PUBLISHED: 14:52 13 February 2014 | UPDATED: 14:53 13 February 2014

Former Senior Carer Carol Sargeant, Maintenace Manager Rom Decruz and Deputy Home manager Amber Seabrook are unhappy about the Maryland Convent and Care Home being closed down

Former Senior Carer Carol Sargeant, Maintenace Manager Rom Decruz and Deputy Home manager Amber Seabrook are unhappy about the Maryland Convent and Care Home being closed down

Archant

Three vulnerable elderly residents are understood to have died around the time of being forced to move from their Christian care home, which is closing down in St Albans.

The sudden axeing of Maryland Care Home in Townsend Drive has brought a scathing response from loyal staff made redundant and relatives of residents who regarded Maryland as their final home.

Most of the 29 elderly people and sisters living there have now been uprooted, with just a few to be relocated to other homes ahead of Maryland’s closure at the end of this month.

A last-ditch bid to save the home, launched by staff, has been rejected by its operators, the Sisters of Mercy trustees.

Valerie Benham, daughter of a long-term resident forced to move last week, said: “Our family has been totally distressed at the brutal way in which this whole exercise has been executed.”

She said her family had supported the efforts of a staff-led group which has been trying to keep Maryland open.

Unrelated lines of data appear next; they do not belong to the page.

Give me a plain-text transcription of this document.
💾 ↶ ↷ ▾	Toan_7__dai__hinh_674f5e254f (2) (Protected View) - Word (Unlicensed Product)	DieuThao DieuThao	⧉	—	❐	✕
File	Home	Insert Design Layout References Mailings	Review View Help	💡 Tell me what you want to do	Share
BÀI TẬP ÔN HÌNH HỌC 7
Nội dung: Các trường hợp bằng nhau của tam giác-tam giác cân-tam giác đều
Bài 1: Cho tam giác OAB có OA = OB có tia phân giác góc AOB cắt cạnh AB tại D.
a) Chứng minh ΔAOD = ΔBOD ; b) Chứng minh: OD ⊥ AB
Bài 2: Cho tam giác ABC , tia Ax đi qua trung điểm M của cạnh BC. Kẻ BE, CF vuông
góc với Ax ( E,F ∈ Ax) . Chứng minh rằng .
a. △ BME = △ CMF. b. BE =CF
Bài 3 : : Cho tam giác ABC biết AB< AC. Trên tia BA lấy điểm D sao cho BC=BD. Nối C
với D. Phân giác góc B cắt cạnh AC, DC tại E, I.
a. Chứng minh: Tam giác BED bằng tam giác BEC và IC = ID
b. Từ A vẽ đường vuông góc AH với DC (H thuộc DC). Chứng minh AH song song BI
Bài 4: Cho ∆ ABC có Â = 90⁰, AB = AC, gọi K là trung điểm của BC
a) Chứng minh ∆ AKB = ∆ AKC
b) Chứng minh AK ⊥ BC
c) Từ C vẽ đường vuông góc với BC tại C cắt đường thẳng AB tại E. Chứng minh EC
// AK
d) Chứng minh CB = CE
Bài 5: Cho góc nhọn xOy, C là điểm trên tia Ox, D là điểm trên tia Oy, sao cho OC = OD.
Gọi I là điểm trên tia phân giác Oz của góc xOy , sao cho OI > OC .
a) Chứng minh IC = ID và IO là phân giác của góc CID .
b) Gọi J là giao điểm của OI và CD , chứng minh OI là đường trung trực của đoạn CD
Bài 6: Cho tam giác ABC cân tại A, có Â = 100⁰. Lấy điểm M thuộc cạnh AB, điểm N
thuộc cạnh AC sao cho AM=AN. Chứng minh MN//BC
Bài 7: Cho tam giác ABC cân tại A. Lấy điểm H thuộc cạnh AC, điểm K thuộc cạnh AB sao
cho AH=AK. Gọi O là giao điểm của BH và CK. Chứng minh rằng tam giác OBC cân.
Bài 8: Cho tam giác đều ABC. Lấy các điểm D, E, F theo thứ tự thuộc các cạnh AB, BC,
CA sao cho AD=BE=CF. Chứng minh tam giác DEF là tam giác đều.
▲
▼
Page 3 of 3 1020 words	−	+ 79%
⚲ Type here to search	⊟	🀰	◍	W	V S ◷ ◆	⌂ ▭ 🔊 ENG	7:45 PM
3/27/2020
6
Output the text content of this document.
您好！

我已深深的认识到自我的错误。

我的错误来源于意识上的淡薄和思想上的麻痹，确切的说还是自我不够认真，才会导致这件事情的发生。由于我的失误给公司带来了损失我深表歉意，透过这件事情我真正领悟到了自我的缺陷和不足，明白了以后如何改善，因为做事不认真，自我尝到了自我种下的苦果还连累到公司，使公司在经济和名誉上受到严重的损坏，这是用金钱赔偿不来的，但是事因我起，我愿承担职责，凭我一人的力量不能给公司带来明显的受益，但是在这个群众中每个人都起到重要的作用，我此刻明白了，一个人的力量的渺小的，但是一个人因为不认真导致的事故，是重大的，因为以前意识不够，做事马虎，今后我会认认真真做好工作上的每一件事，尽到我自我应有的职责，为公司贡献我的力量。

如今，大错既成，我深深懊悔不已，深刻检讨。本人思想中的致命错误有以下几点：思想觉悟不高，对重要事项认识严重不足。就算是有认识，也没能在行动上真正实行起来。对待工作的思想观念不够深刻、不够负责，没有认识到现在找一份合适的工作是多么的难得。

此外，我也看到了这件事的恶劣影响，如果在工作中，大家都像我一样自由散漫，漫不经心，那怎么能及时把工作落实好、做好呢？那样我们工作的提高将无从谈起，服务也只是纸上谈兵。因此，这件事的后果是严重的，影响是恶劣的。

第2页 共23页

Valerie added: “We feel passionately that this is the very best place for our frail mother.”

Sources have told the Herts Ad that two residents died just before being relocated, and a third died within 24 hours of moving to another home.

Among those affected by the closure is Amber Seabrook, who had resigned from a secure six-year job at another care home in St Albans to take up a role as Maryland’s new deputy home manager on November 5.

But one month later, 49 employees suddenly received redundancy notices.

Amber said a proposal to keep the home running had been “casually dismissed”.

In an emotional stakeholders’ petition sent on behalf of staff to trustees, they said: “We can’t understand the undue haste in closing the home with all the consequences it will trigger, especially for a number of highly vulnerable and frail residents.”

A spokesman for the trustees said although it was a “very painful decision,” Maryland had to close as it would cost millions of pounds to update the home to required standards.

Trustees had worked “closely” with families, Herts county council and the Care Quality Commission while relocating residents, including from the convent which is also closing.

While trustees understood staff anger, “the majority have secured alternative jobs”.

The spokesman said that “sadly” two residents had died recently but “this is not an unusual occurrence in a care home like Maryland.

“One resident passed away shortly after she was relocated.”

He said it was “likely” the site would be sold.

A last mass will be held at Maryland on Saturday (15).